2:21 pm, viernes estacionada en casita
Ay, yo tengo que confesarles algo. Nunca me he sentido como una persona obsesiva-compulsiva. Tampoco he sentido que soy esta ultra-fanática de los carros… hasta esta semana. No sé si a ustedes les ha pasado, pero esta semana tuve que intercambiar autos con mi marido. Tenía visita y mi guagua era más cómoda para el carreteo de sus invitados. En cambio, me tocó a mí, su auto deportivo. ¿Suena como tremendo trueque, verdad? En teoría, parecería que había salido yo ganando. Un auto deportivo, modelo más nuevo que el mío ¿cómo quitarme par de años de encima? ¿Botox sobre ruedas? Ay, pues no. Ahí es que me enteré de que soy muy maniática y menos “chic” de lo que pensaba.
Mi carro es mi santuario. No solo escribo desde aquí y me lleva y me trae, sino que me doy cuenta de que mientras más tiempo paso en él, más uno lo personaliza. Aquí sé donde está todo. Tengo los gadgets que quiero y que necesito para facilitar mi vida. Mi carro me conoce, tiene la temperatura a mi gusto, el asiento a mi altura.
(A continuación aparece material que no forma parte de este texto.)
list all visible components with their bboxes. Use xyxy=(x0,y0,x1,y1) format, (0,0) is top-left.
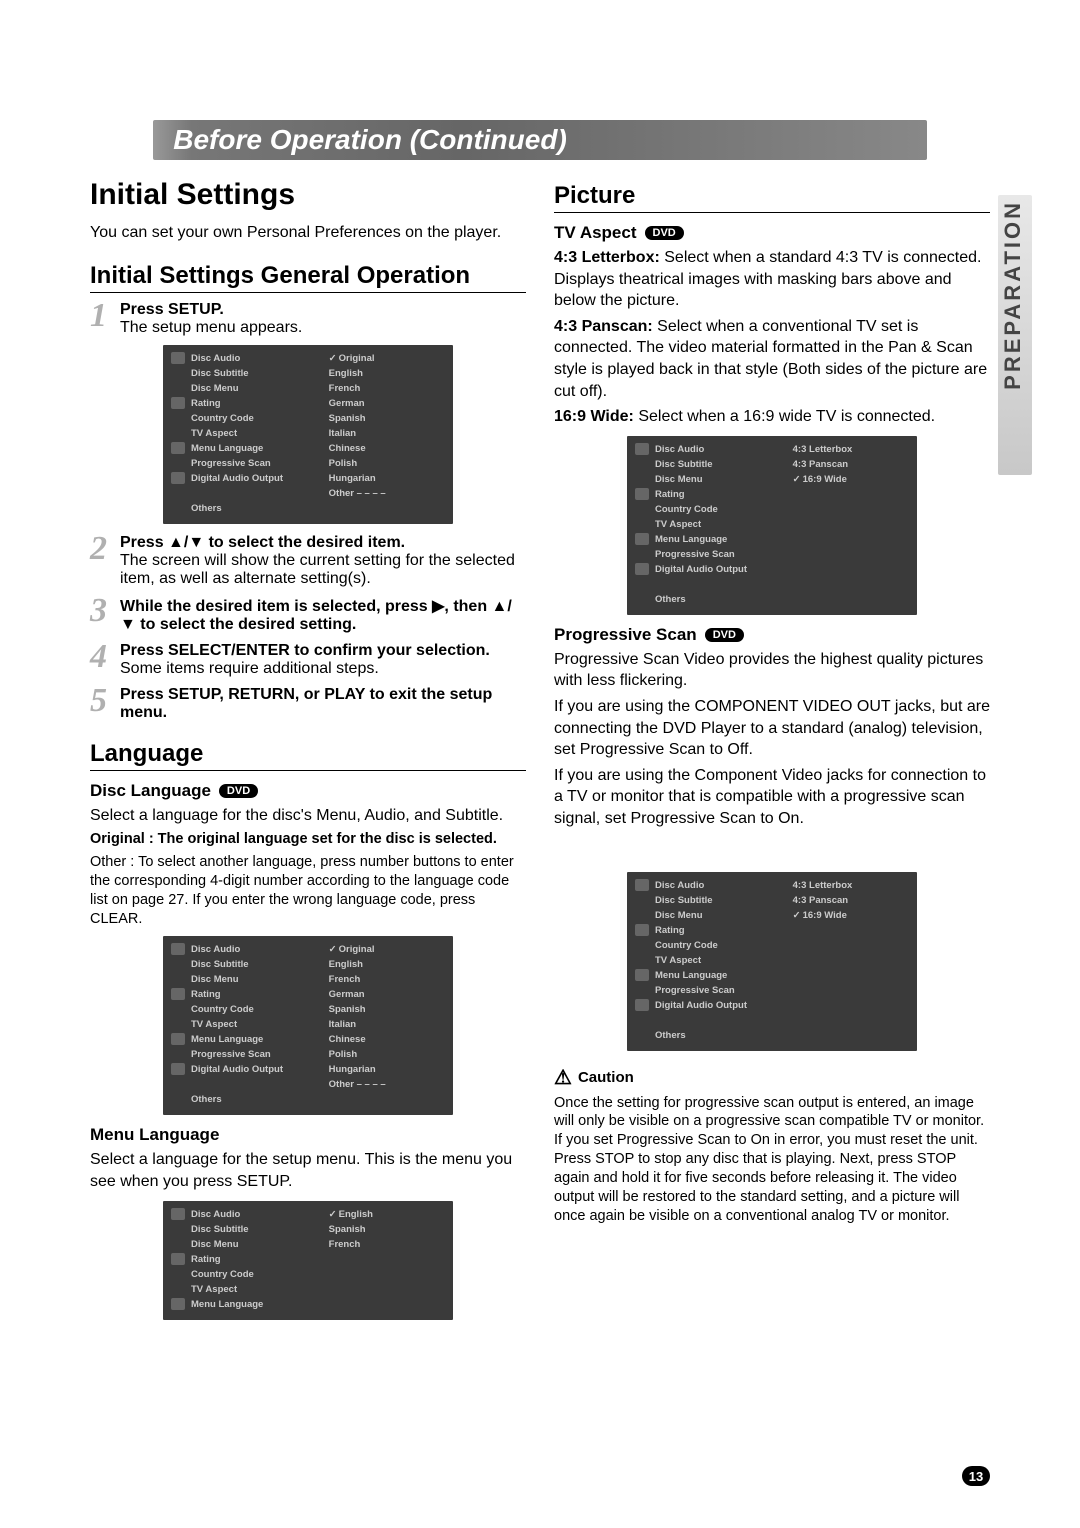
section-band: Before Operation (Continued) xyxy=(90,120,990,160)
heading-general-operation: Initial Settings General Operation xyxy=(90,262,526,293)
step-number: 3 xyxy=(90,596,114,634)
caution-body: Once the setting for progressive scan ou… xyxy=(554,1094,990,1226)
step-bold: While the desired item is selected, pres… xyxy=(120,598,512,633)
subheading-disc-language: Disc Language DVD xyxy=(90,781,526,801)
progressive-p3: If you are using the Component Video jac… xyxy=(554,765,990,830)
progressive-p1: Progressive Scan Video provides the high… xyxy=(554,649,990,692)
step-5: 5 Press SETUP, RETURN, or PLAY to exit t… xyxy=(90,686,526,722)
section-band-title: Before Operation (Continued) xyxy=(153,120,927,160)
right-column: Picture TV Aspect DVD 4:3 Letterbox: Sel… xyxy=(554,170,990,1330)
subheading-progressive-scan: Progressive Scan DVD xyxy=(554,625,990,645)
setup-menu-screenshot-1: Disc Audio Disc Subtitle Disc Menu Ratin… xyxy=(163,345,453,524)
step-3: 3 While the desired item is selected, pr… xyxy=(90,596,526,634)
page-number: 13 xyxy=(962,1466,990,1486)
dvd-badge: DVD xyxy=(219,784,258,798)
tv-aspect-43lb: 4:3 Letterbox: Select when a standard 4:… xyxy=(554,247,990,312)
setup-menu-screenshot-3: Disc Audio Disc Subtitle Disc Menu Ratin… xyxy=(163,1201,453,1320)
disc-language-body: Select a language for the disc's Menu, A… xyxy=(90,805,526,827)
intro-text: You can set your own Personal Preference… xyxy=(90,222,526,244)
step-number: 5 xyxy=(90,686,114,722)
left-column: Initial Settings You can set your own Pe… xyxy=(90,170,526,1330)
step-number: 2 xyxy=(90,534,114,588)
setup-menu-screenshot-2: Disc Audio Disc Subtitle Disc Menu Ratin… xyxy=(163,936,453,1115)
step-4: 4 Press SELECT/ENTER to confirm your sel… xyxy=(90,642,526,678)
tv-aspect-169: 16:9 Wide: Select when a 16:9 wide TV is… xyxy=(554,406,990,428)
step-bold: Press SETUP, RETURN, or PLAY to exit the… xyxy=(120,686,492,721)
subheading-tv-aspect: TV Aspect DVD xyxy=(554,223,990,243)
subheading-menu-language: Menu Language xyxy=(90,1125,526,1145)
tv-aspect-43ps: 4:3 Panscan: Select when a conventional … xyxy=(554,316,990,402)
step-1: 1 Press SETUP.The setup menu appears. xyxy=(90,301,526,337)
progressive-p2: If you are using the COMPONENT VIDEO OUT… xyxy=(554,696,990,761)
step-text: The setup menu appears. xyxy=(120,319,302,336)
setup-menu-screenshot-aspect-1: Disc Audio Disc Subtitle Disc Menu Ratin… xyxy=(627,436,917,615)
warning-icon: ⚠ xyxy=(554,1065,572,1090)
step-text: The screen will show the current setting… xyxy=(120,552,515,587)
step-text: Some items require additional steps. xyxy=(120,660,379,677)
menu-language-body: Select a language for the setup menu. Th… xyxy=(90,1149,526,1192)
step-number: 1 xyxy=(90,301,114,337)
page-title: Initial Settings xyxy=(90,178,526,212)
step-bold: Press SELECT/ENTER to confirm your selec… xyxy=(120,642,490,659)
caution-heading: ⚠ Caution xyxy=(554,1065,990,1090)
disc-language-original: Original : The original language set for… xyxy=(90,830,526,849)
step-bold: Press ▲/▼ to select the desired item. xyxy=(120,534,405,551)
heading-language: Language xyxy=(90,740,526,771)
dvd-badge: DVD xyxy=(645,226,684,240)
step-bold: Press SETUP. xyxy=(120,301,224,318)
step-2: 2 Press ▲/▼ to select the desired item.T… xyxy=(90,534,526,588)
step-number: 4 xyxy=(90,642,114,678)
sidebar-tab-label: PREPARATION xyxy=(1000,200,1026,390)
heading-picture: Picture xyxy=(554,182,990,213)
dvd-badge: DVD xyxy=(705,628,744,642)
disc-language-other: Other : To select another language, pres… xyxy=(90,853,526,928)
setup-menu-screenshot-aspect-2: Disc Audio Disc Subtitle Disc Menu Ratin… xyxy=(627,872,917,1051)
Esta semana, lo extrañé. Me sentí disfrazada en un auto que no era el mío, perdida en la vía con este extraño. Changuería full, estoy clara. Pero sirve para establecer una vez más lo importante que son los autos en nuestra vida. Los autos son más que un lleva y trae y mientras yo esté de vuelta en el mío, ¡y seguiré escribiendo!